To get a picture of how urban water discharges can affect Delta wildlife, UC Berkeley Professor Donald Weston studied the effects of pyrethroids, a common household pesticide contained in urban stormwater and wastewater discharges and known to harm aquatic species, and a native crustacean to the Delta, Hyalella azteca. In his sampling, Weston found that virtually all urban stormwater runoff contained pyrethroids, typically at about 4 times the concentration that would paralyze Hyalella. Meanwhile, the study found that typical wastewater treatment plant effluent in the Delta contains pyrethroids at about 0.5-1.5 times the concentrations that cause Hyalella paralysis.

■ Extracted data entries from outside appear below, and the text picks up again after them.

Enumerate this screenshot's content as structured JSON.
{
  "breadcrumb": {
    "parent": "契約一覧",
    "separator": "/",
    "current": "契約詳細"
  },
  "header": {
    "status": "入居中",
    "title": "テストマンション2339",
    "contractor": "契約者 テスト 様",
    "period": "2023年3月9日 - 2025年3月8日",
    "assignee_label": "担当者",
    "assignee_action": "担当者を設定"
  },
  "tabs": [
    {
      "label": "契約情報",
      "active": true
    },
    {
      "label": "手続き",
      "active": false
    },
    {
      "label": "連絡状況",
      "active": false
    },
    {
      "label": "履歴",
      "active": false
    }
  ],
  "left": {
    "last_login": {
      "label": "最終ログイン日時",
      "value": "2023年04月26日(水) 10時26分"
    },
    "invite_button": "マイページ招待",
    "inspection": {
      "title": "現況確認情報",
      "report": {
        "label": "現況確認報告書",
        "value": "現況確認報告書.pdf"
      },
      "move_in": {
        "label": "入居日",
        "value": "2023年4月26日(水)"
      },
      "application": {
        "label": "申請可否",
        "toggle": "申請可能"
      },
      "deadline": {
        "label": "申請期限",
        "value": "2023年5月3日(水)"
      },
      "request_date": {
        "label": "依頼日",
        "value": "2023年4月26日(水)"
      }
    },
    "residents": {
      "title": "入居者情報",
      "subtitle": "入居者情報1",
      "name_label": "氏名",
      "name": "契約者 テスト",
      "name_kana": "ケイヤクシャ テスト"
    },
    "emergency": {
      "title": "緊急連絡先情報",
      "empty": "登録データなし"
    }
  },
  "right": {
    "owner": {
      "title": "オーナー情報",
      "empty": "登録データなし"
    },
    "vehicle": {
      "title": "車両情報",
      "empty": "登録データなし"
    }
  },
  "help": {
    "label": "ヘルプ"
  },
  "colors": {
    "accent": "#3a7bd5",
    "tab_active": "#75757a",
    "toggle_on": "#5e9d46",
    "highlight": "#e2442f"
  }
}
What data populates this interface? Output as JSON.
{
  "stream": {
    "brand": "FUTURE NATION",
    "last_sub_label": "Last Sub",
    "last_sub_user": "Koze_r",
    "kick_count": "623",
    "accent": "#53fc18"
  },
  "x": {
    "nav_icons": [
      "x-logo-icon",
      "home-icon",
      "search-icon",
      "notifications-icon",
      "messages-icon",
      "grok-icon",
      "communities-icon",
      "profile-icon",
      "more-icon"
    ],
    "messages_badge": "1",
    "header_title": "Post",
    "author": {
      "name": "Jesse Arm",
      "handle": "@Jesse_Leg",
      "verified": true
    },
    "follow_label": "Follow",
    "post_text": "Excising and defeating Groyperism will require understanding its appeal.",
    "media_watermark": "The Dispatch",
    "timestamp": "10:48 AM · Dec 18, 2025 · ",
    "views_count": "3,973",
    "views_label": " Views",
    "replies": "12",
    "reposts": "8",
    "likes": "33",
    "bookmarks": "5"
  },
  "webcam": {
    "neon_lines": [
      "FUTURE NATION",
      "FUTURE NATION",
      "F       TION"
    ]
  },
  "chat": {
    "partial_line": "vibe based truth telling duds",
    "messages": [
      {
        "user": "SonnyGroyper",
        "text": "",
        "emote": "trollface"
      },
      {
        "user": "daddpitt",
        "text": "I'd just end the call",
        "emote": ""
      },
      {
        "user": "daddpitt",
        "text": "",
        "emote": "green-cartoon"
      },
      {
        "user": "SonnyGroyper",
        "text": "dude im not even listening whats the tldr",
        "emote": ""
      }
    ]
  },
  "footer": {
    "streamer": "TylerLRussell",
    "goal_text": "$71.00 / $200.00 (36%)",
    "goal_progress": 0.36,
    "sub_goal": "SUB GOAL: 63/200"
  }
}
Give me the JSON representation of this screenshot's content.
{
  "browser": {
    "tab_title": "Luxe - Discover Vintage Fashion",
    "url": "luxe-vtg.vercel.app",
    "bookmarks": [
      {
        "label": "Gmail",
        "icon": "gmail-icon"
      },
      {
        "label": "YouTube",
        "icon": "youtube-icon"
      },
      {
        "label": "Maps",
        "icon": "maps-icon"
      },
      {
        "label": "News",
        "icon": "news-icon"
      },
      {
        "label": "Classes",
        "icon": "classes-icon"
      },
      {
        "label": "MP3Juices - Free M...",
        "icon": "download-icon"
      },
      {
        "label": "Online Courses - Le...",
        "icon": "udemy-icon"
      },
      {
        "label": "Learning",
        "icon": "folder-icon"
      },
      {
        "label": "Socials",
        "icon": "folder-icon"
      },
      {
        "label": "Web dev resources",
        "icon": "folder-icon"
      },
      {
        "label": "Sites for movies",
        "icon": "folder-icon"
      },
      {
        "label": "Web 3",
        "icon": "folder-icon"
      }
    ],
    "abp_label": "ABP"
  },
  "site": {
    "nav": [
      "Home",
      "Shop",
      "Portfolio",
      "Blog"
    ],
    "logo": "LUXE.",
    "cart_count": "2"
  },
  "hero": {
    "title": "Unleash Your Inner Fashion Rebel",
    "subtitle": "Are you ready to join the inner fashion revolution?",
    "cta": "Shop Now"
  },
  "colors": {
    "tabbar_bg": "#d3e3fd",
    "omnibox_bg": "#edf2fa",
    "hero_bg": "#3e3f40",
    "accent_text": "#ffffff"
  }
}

Although it is impossible to keep all pollutants out of the Delta waters, local water dischargers often fail their legal responsibility to meet permit requirements and stop preventable pollution. According to Central Valley Regional Water Quality Control Board records, municipalities across the Delta have continuously violated stormwater and wastewater discharge permit requirements. Keeping in mind that those records do not necessarily reflect all violations, even those limited records show repeated violations across the board. For example, from 2007 to 2012, records show that at least eleven municipalities have over 100 violations, among them the City of Stockton (196 violations), San Joaquin County (175 violations) and even the tiny Town of Discovery Bay (140 violations). While violations range in magnitude from exceeding maximum allowable effluent discharges for harmful nitrates or bacteria, to smaller reporting and monitoring violations, all show a callous disregard by local municipalities for the Delta ecosystem and the species it supports.
The Sacramento region was historically a large polluter and each day discharged millions of gallons of partially treated sewage into the Delta. Sacramento is now in the final stages of upgrading its sewage treatment facilities to reduce ammonia and other discharges, in large part due to pressure from the Coalition for a Sustainable Delta, environmental interests and other downstream water users.
Delta municipalities are often also in violation of their separate municipal stormwater sewage system (MS4) permits. Pollutants from MS4s in the Delta in excess of allowable levels include aluminum, copper, iron, zinc, E. coli, fecal coliform, and dissolved oxygen, all of which can have severe detrimental effects on the Delta ecosystem.